The blogosphere is now buzzing with news of the pastoral letter of +Rowan Williams. Ironically, Rowan was just complaining that the church is seen as obsessed with sex, and then he writes a pastoral letter that's primarily about the church's response to...sex. This is a missed opportunity, on many levels.
Rowan could have easily written a chastening letter, reminding us all that people are dying while we fiddle away our time fighting about sex. He might have reminded us that Christianity is in a struggle for visibility in many parts of the world. He might have just said that we would do well in this Lenten season to remember (as he himself put it) that we are great sinners, and Christ is a great saviour.
Instead, Rowan has largely ignored the mission of the church in this latest pastoral letter. He seems very eager to fill positions on the Pastoral Council for a Primatial Vicar, when ECUSA won't even be able to contemplate these bodies prior to our House of Bishops gathering later this month. Offering an immediate nomination deadline of March 16, Rowan seems eager to short-circuit the polity of ECUSA. Why the hurry? With a couple of (admittedly awful) exceptions, the conservatives in ECUSA are not being persecuted or harassed in any way. Couldn't this wait, at the very least, until our bishops respond?
This is, sadly, part of a pattern. Rowan's compassion seems primarily directed at conservatives in the US. Conspicuous silence from Lambeth Palace has surrounded the Nigerian crimilization of GLBT activity and even speech about GLBT persons. Need we remind Rowan and others that Lambeth 1.10 also speaks about the need to protect the basic human rights of gays and lesbians? Where's the sudden concern for this matter, which will surely lead to prison sentences, and possibly death, for some people? Why are we more concerned with the protection of the Diocese of Pittsburgh than the actual lives of people in Nigeria and other places?
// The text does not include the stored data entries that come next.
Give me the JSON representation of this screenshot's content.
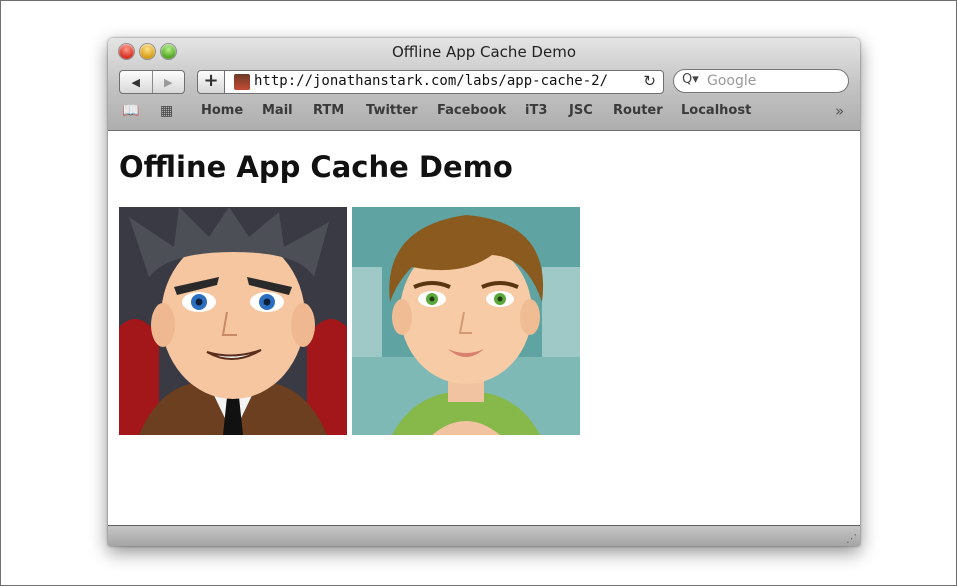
{
  "window": {
    "title": "Offline App Cache Demo"
  },
  "toolbar": {
    "back_glyph": "◀",
    "forward_glyph": "▶",
    "add_glyph": "+",
    "url": "http://jonathanstark.com/labs/app-cache-2/",
    "reload_glyph": "↻",
    "search_icon_glyph": "Q▾",
    "search_placeholder": "Google"
  },
  "bookmarks": {
    "book_glyph": "📖",
    "grid_glyph": "▦",
    "overflow_glyph": "»",
    "items": [
      "Home",
      "Mail",
      "RTM",
      "Twitter",
      "Facebook",
      "iT3",
      "JSC",
      "Router",
      "Localhost"
    ]
  },
  "page": {
    "heading": "Offline App Cache Demo"
  },
  "icons": {
    "close": "close-icon",
    "minimize": "minimize-icon",
    "zoom": "zoom-icon",
    "favicon": "favicon-icon",
    "resize": "resize-grip-icon"
  },
  "colors": {
    "close": "#d42a1c",
    "minimize": "#d69a10",
    "zoom": "#4ea320"
  },
  "status_bar": {
    "grip_glyph": "⋰"
  }
}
Let's look at the criteria for those Rowan seeks on the Pastoral Council. He wants people with "skills in canon law, administration and mediation, as well as pastoral insight and of course availability." Where is visionary leadership? Where is Gospel clarity? Where is a sense of mission of the church? Where is willingness to engage in listening or conversation? I fear we've become so institutionally oriented that there is not enough room for the Gospel or the Holy Spirit.
Rowan also drags this one out: "interventions in the jurisdiction of The Episcopal Church will be able to cease once there is sufficient provision within The Episcopal Church for the adequate pastoral care of such congregations." How's this one: until there is adequate pastoral care for all people who seek Jesus Christ (including, not least, gay and lesbian persons) in Nigeria, urgent intervention is required. After all, the same Lambeth 1.10 calls for pastoral care for GLBT people, and the Windsor Process calls for listening (as have Lambeth resolutions since 1978), and yet no GLBT persons have yet address the primates or Anglican bishops. Perhaps we need urgent pastoral care overseas for some of these people, marginalized by the failure to implement Lambeth 1.10.
You can see how quickly this gets ridiculous in the extreme. Perhaps Rowan was right a few days ago. The church is indeed obsessed with sex. Perhaps we should return to being obsessed with Jesus, and this would all seem appropriately silly. How strange is it to contemplate the battles over candlesticks, crosses, and vestments in the 19th century? And yet, here we are, setting up a Byzantine structure to administer battles over who can sleep with whom, all while people huddle outside our churches, longing for health, for wholeness, and for the Good News.